Christopher Tan also mentioned in his article an observation by transport minister Khaw Boon Wan. Failsafe systems are designed to have multiple independent parts, so that if one failed, the other parts can still take care of the problem. Redundancy gives a margin of security. Khaw said that two pumps — and they each had their own float switches — would be sufficient to empty the reservoir even in heavy rain, so design-wise that sounds right.
But then a brilliant engineer put in an override switch — just one override switch that can suppress all the pumps. “To have all three tied to one switch undermines this redundancy,” wrote Christoper Tan.

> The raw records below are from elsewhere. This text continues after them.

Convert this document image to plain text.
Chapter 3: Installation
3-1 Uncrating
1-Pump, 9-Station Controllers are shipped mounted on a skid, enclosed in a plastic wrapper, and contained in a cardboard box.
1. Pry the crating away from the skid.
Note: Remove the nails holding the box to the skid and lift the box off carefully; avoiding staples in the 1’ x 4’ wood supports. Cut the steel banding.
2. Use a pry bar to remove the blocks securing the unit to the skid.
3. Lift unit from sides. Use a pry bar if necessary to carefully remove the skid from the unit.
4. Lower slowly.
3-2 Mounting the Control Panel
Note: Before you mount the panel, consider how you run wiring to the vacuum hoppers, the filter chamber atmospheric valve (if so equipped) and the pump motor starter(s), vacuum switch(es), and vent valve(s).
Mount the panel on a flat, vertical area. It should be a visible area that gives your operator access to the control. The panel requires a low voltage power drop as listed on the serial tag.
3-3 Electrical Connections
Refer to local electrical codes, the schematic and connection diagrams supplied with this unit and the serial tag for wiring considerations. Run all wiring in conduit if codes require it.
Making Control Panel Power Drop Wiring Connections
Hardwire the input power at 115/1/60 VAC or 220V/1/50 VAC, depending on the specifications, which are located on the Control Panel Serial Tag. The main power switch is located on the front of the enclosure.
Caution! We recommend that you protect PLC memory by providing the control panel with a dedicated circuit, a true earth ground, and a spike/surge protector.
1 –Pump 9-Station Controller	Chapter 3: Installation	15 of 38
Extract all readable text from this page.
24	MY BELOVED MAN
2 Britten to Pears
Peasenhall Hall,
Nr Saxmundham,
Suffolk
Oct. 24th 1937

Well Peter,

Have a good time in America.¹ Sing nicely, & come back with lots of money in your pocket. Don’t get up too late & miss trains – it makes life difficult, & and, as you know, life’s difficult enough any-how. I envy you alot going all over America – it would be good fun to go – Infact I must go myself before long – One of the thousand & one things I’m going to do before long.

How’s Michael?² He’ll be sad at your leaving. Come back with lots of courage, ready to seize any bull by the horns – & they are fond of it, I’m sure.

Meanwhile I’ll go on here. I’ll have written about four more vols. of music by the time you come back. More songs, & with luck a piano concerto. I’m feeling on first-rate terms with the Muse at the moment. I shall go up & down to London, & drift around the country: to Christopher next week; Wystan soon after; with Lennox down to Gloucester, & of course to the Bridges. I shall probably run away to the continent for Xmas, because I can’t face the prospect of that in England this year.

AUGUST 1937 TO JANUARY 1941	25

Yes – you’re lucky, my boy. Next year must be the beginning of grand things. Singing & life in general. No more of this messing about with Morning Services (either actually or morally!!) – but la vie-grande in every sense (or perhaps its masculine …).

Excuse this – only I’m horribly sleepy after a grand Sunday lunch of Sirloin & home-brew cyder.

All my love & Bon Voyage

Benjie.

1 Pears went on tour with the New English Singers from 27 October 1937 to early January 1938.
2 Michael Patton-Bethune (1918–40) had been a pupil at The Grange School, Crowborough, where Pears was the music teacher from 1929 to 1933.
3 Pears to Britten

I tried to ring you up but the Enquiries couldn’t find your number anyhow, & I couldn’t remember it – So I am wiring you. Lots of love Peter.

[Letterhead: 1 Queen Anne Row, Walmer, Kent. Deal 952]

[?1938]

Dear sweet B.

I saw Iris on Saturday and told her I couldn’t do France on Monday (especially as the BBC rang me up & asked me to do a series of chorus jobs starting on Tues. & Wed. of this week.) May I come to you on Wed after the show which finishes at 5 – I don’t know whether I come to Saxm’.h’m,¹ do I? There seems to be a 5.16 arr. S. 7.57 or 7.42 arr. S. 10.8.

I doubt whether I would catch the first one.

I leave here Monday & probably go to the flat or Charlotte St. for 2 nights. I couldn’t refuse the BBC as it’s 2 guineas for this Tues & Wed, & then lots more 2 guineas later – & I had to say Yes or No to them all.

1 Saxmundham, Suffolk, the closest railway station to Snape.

Amazingly, nobody seems to be asking what should be an obvious question. At the other tunnel openings in our MRT system, are they all designed the same way, with a single override switch able to suppress a whole bank of pumps? If so, then all it takes is for one switch to fail and none of the pumps will be activated. What do you think are the chances of this happening again?
* * * * *
Earlier, there were reports that a maintenance team was scheduled to check on the sump pit and pumps some days (or a week?) prior to the incident. The reports said that the maintenance team could not get track access, and so the routine inspection was rescheduled to 12 October. However, the flooding happened before that, on 7 October.
Firstly, I am always a little skeptical of such explanations. They sound a little too convenient, making it seem as if plans and intentions were good but “bad luck” got in the way. However the thing that stuck me about this explanation is not the matter of dates. It is that in order to reach the sump pit and the pumps, the maintenance crew had to go via track access. Why is that so? Why has it been designed this way? Why is there no separate entry into the pumps and sump pit to allow maintenance in the day when trains are running? And once again, is the design the same for all the other tunnel openings?
I hope the preliminary explanation from LTA won’t be the end of the matter. A proper commission of inquiry is warranted.